The Nine Lives of Montezuma
- First edition
- Author: Michael Morpurgo
- Illustrator: Margery Gill
- Language: English
- Genre: Children's novel
- Publisher: Kaye & Ward
- Publication date: 1 March 1980
- Publication place: Great Britain
- Media type: Print
- Pages: 87
- ISBN: 978-0-71-821239-1 Hardback
- OCLC: 71268990

= The Nine Lives of Montezuma =

2017 British children's novel

The Nine Lives of Montezuma is a 1980 British children's novel written by Michael Morpurgo. It was originally published by Kaye & Ward in 1980. It is about the exciting life of a farm cat called Montezuma who has many brushes with death.

==Plot==
Montezuma (Monty) is a ginger cat, with blue-green-yellow eyes, and loves hunting and playing with his owner, Matthew. The story evolves from him being a young kitten to him growing into an old tomcat. As Montezuma grows up, he has fights with various cats and dogs; he ends up getting lost twice; he falls into a pond; he meets Daisy the Cow, and Sam the farm dog, and along the way, he also meets some characters who are nice to him, and some who are not so nice to him.

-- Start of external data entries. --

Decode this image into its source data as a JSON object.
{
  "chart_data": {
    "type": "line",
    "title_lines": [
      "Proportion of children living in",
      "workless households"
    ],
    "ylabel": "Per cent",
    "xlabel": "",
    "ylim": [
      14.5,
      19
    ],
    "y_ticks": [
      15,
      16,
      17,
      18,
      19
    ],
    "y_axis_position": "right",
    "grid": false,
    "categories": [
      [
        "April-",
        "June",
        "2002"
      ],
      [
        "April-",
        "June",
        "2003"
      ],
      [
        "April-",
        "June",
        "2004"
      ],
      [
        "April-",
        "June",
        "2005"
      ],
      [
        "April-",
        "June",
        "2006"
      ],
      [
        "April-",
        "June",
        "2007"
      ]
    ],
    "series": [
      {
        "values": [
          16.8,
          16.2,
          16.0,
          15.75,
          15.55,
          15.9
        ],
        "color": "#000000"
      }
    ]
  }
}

But in the end, he winds up getting back to Matthew.

==Reception==
InfoPet said the book is "deftly told, and moving". A review in Junior Bookshelf said the story "is told without sentimentality, though not without sentiment". The Guardian stated that "the small black and white illustrations dotted throughout the chapters work really well to help you picture what is going on in the book; the book is quite short, but effective". They also noted how the book is organized into the cats nine lives, instead of chapters.